9.3 Chapter 3
Bootstrapping: The process of resampling from our sample to estimate the variability in the estimated slope coefficients and to provide an interval estimate of plausible values for the slope coefficient.
Explanatory or Predictor Variable: The independent variable that we may use to predict the outcome or response variable.
Extrapolation: Making predictions by plugging in values of the explanatory variables that are beyond the observed range; requires assuming the relationship captured in the model will continue outside the observed range.
Indicator Variable: A variable that has two values (0 or 1) that indicate whether a subject or individual has that characteristic or is in the group. It is used primarily to allow cateogrical variables to be included in regression (linear or logistic) models. If there are K categories in a categorical variable, we only need K-1 indicator variables to be included in the model.
Interaction Term: An interaction term is the product of two variables and it allows for effect modification, which is when one variable can modify the effect or slope of another variable on the response variable.
Ladder of Powers: A tool to organize power transformations (\(x^{power}\)) from higher powers down to lower powers but when power = 0, we use the natural log function (In R: log()
).
Least Squares: The estimation technique that involves minimizing the sum of squared residuals to find the best fitting “line”.
Leverage: An observation that has leverage is far from the rest in terms of an explanatory variable may have the power to change the placement of the line because it also has a large residual value.
Multiple Linear Regression: A linear regression model with more than one explanatory variable included in the model.
Outcome or Response Variable: The dependent variable that we hope to predict based on explanatory variables.
Predicted or Fitted Values: The predicted responses for the observed data based on a model.
Residual: The observed outcome value minus the predicted value from a model.
R Squared: Without any data context: The percent of variation in Y that can be explained by the fit model.
Sensitivity Analysis:
Simple Linear Model: A regression model that assumes a straight relationship between one explanatory variable and a response variable.
Slope Interpretation in Simple Linear Model: Without any data context: For a 1 unit increase in X, we’d expect a \(b_1\) increase in the predicted Y. To put in data context: make sure you know the units of your variable and what is a meaningful “1 unit” to describe.
Slope Interpretation in Multiple Linear Model: If there are no interaction terms: For a 1 unit increase in \(X_j\), we’d expect a \(b_j\) increase in the predicted Y, keeping all other variables fixed. If there are interaction terms: write out the model for subgroups to determine interpretation.
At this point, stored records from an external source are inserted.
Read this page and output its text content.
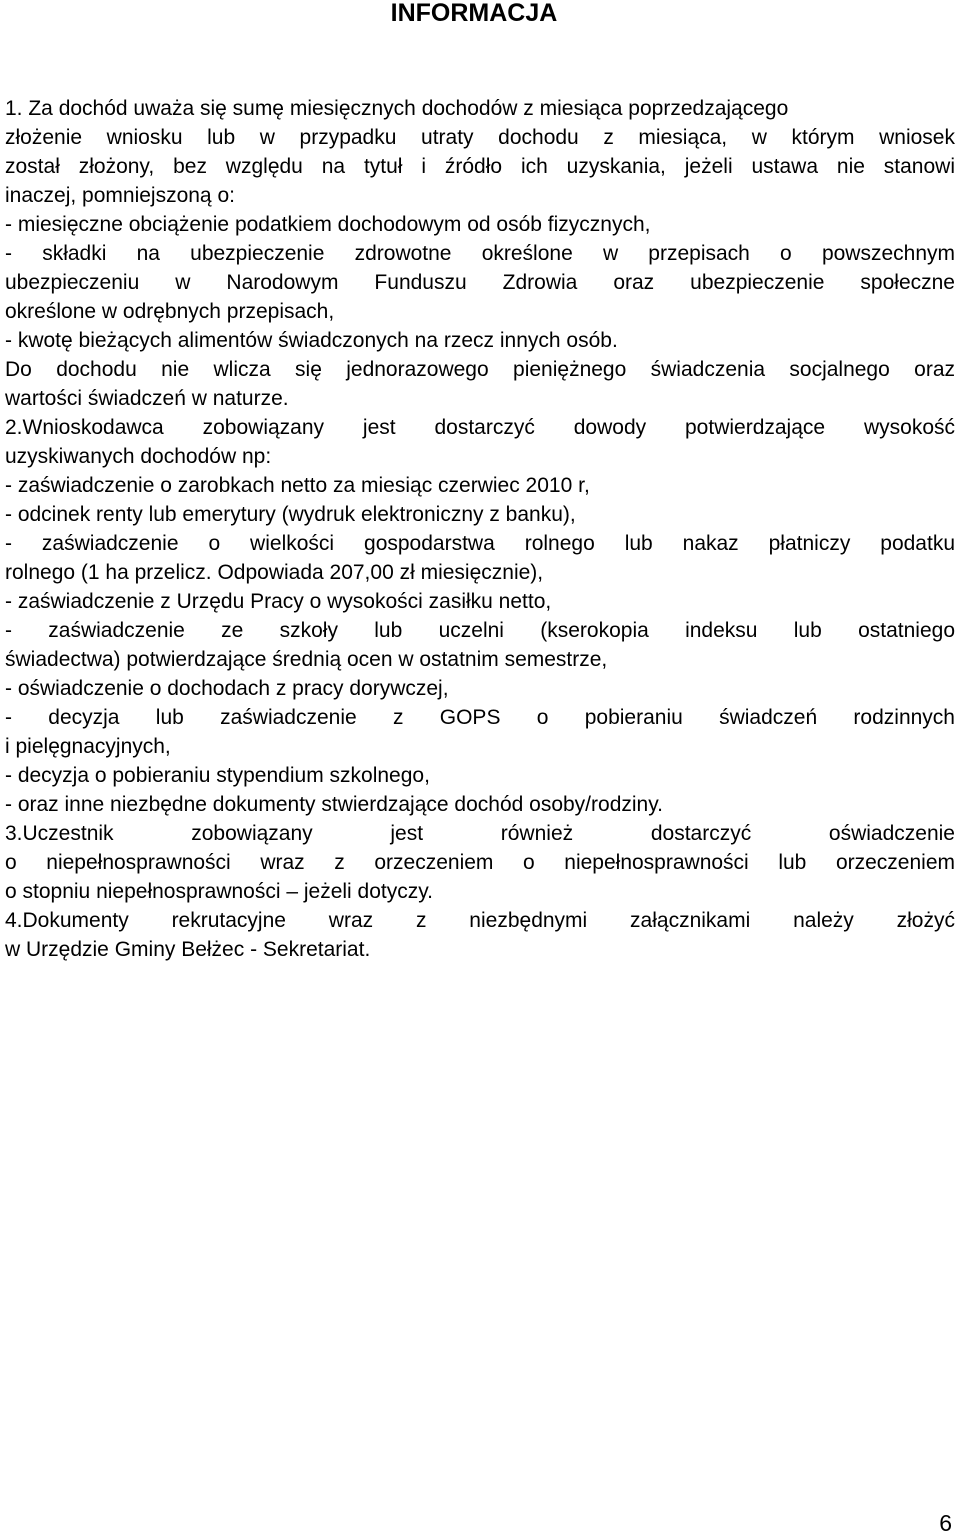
INFORMACJA
1. Za dochód uważa się sumę miesięcznych dochodów z miesiąca poprzedzającego
złożenie wniosku lub w przypadku utraty dochodu z miesiąca, w którym wniosek
został złożony, bez względu na tytuł i źródło ich uzyskania, jeżeli ustawa nie stanowi
inaczej, pomniejszoną o:
- miesięczne obciążenie podatkiem dochodowym od osób fizycznych,
- składki na ubezpieczenie zdrowotne określone w przepisach o powszechnym
ubezpieczeniu w Narodowym Funduszu Zdrowia oraz ubezpieczenie społeczne
określone w odrębnych przepisach,
- kwotę bieżących alimentów świadczonych na rzecz innych osób.
Do dochodu nie wlicza się jednorazowego pieniężnego świadczenia socjalnego oraz
wartości świadczeń w naturze.
2.Wnioskodawca zobowiązany jest dostarczyć dowody potwierdzające wysokość
uzyskiwanych dochodów np:
- zaświadczenie o zarobkach netto za miesiąc czerwiec 2010 r,
- odcinek renty lub emerytury (wydruk elektroniczny z banku),
- zaświadczenie o wielkości gospodarstwa rolnego lub nakaz płatniczy podatku
rolnego (1 ha przelicz. Odpowiada 207,00 zł miesięcznie),
- zaświadczenie z Urzędu Pracy o wysokości zasiłku netto,
- zaświadczenie ze szkoły lub uczelni (kserokopia indeksu lub ostatniego
świadectwa) potwierdzające średnią ocen w ostatnim semestrze,
- oświadczenie o dochodach z pracy dorywczej,
- decyzja lub zaświadczenie z GOPS o pobieraniu świadczeń rodzinnych
i pielęgnacyjnych,
- decyzja o pobieraniu stypendium szkolnego,
- oraz inne niezbędne dokumenty stwierdzające dochód osoby/rodziny.
3.Uczestnik zobowiązany jest również dostarczyć oświadczenie
o niepełnosprawności wraz z orzeczeniem o niepełnosprawności lub orzeczeniem
o stopniu niepełnosprawności – jeżeli dotyczy.
4.Dokumenty rekrutacyjne wraz z niezbędnymi załącznikami należy złożyć
w Urzędzie Gminy Bełżec - Sekretariat.
6
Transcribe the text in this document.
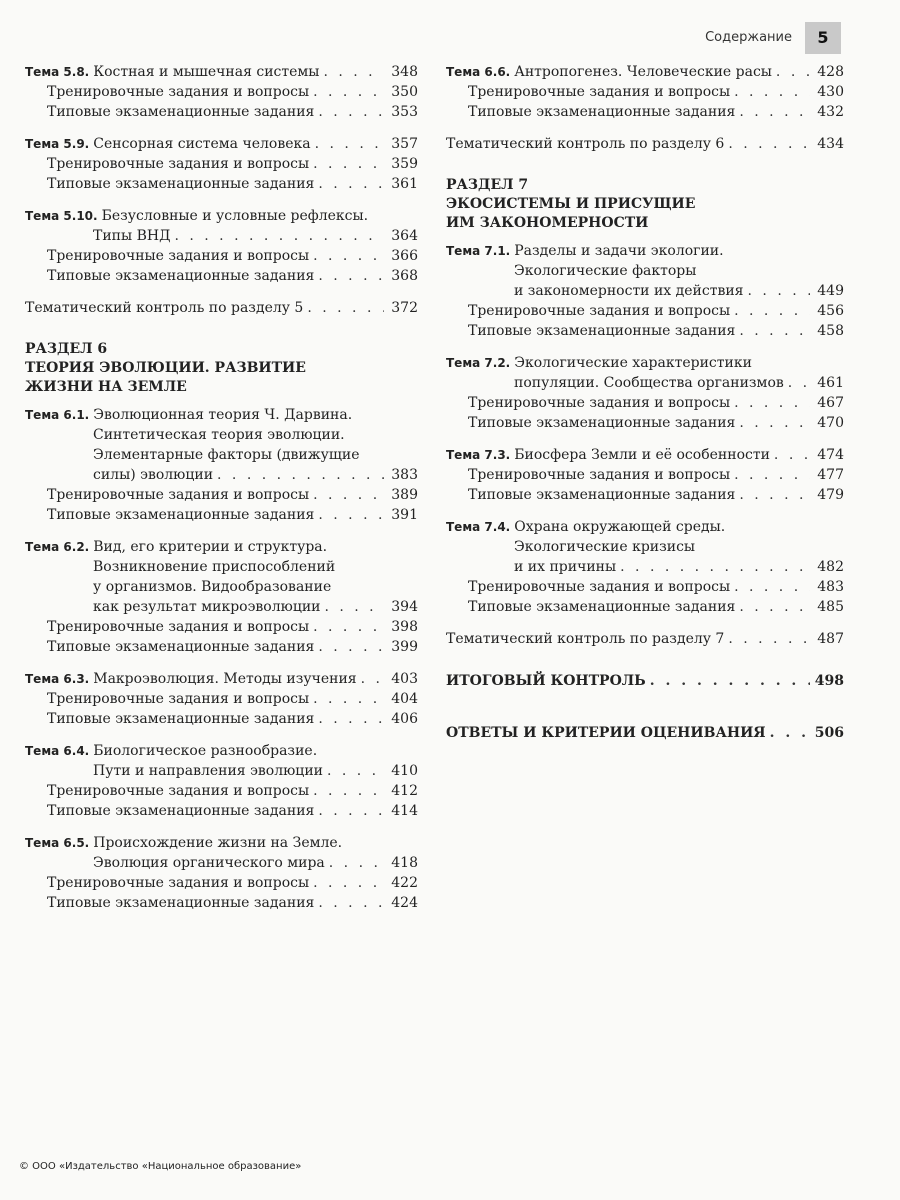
Содержание	5
Тема 5.8. Костная и мышечная системы . . .	348
Тренировочные задания и вопросы . . .	350
Типовые экзаменационные задания . . .	353
Тема 5.9. Сенсорная система человека . . .	357
Тренировочные задания и вопросы . . .	359
Типовые экзаменационные задания . . .	361
Тема 5.10. Безусловные и условные рефлексы.
Типы ВНД . . .	364
Тренировочные задания и вопросы . . .	366
Типовые экзаменационные задания . . .	368
Тематический контроль по разделу 5 . . .	372
РАЗДЕЛ 6
ТЕОРИЯ ЭВОЛЮЦИИ. РАЗВИТИЕ
ЖИЗНИ НА ЗЕМЛЕ
Тема 6.1. Эволюционная теория Ч. Дарвина.
Синтетическая теория эволюции.
Элементарные факторы (движущие
силы) эволюции . . .	383
Тренировочные задания и вопросы . . .	389
Типовые экзаменационные задания . . .	391
Тема 6.2. Вид, его критерии и структура.
Возникновение приспособлений
у организмов. Видообразование
как результат микроэволюции . . .	394
Тренировочные задания и вопросы . . .	398
Типовые экзаменационные задания . . .	399
Тема 6.3. Макроэволюция. Методы изучения . . .	403
Тренировочные задания и вопросы . . .	404
Типовые экзаменационные задания . . .	406
Тема 6.4. Биологическое разнообразие.
Пути и направления эволюции . . .	410
Тренировочные задания и вопросы . . .	412
Типовые экзаменационные задания . . .	414
Тема 6.5. Происхождение жизни на Земле.
Эволюция органического мира . . .	418
Тренировочные задания и вопросы . . .	422
Типовые экзаменационные задания . . .	424
Тема 6.6. Антропогенез. Человеческие расы . . .	428
Тренировочные задания и вопросы . . .	430
Типовые экзаменационные задания . . .	432
Тематический контроль по разделу 6 . . .	434
РАЗДЕЛ 7
ЭКОСИСТЕМЫ И ПРИСУЩИЕ
ИМ ЗАКОНОМЕРНОСТИ
Тема 7.1. Разделы и задачи экологии.
Экологические факторы
и закономерности их действия . . .	449
Тренировочные задания и вопросы . . .	456
Типовые экзаменационные задания . . .	458
Тема 7.2. Экологические характеристики
популяции. Сообщества организмов . . .	461
Тренировочные задания и вопросы . . .	467
Типовые экзаменационные задания . . .	470
Тема 7.3. Биосфера Земли и её особенности . . .	474
Тренировочные задания и вопросы . . .	477
Типовые экзаменационные задания . . .	479
Тема 7.4. Охрана окружающей среды.
Экологические кризисы
и их причины . . .	482
Тренировочные задания и вопросы . . .	483
Типовые экзаменационные задания . . .	485
Тематический контроль по разделу 7 . . .	487
ИТОГОВЫЙ КОНТРОЛЬ . . .	498
ОТВЕТЫ И КРИТЕРИИ ОЦЕНИВАНИЯ . . .	506
© ООО «Издательство «Национальное образование»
Standard deviation of the Residuals: The variability or spread of the residuals around its mean of 0, indicating the average magnitude of a residual or prediction error (in R: it is called the residual standard error).
Transformations: If there is a non-linear relationship between a quantitative explanatory variable and a response variable, we can try to transform one or both of the variables to make the relationship more like a straight line. If there is unequal spread in the response around the curved relationship, try transforming the response variable first. Then use the ladder of powers and Tukey’s circle to guide your trial and error of finding the transformations that result in a relationship closest to a straight line with equal spread around it.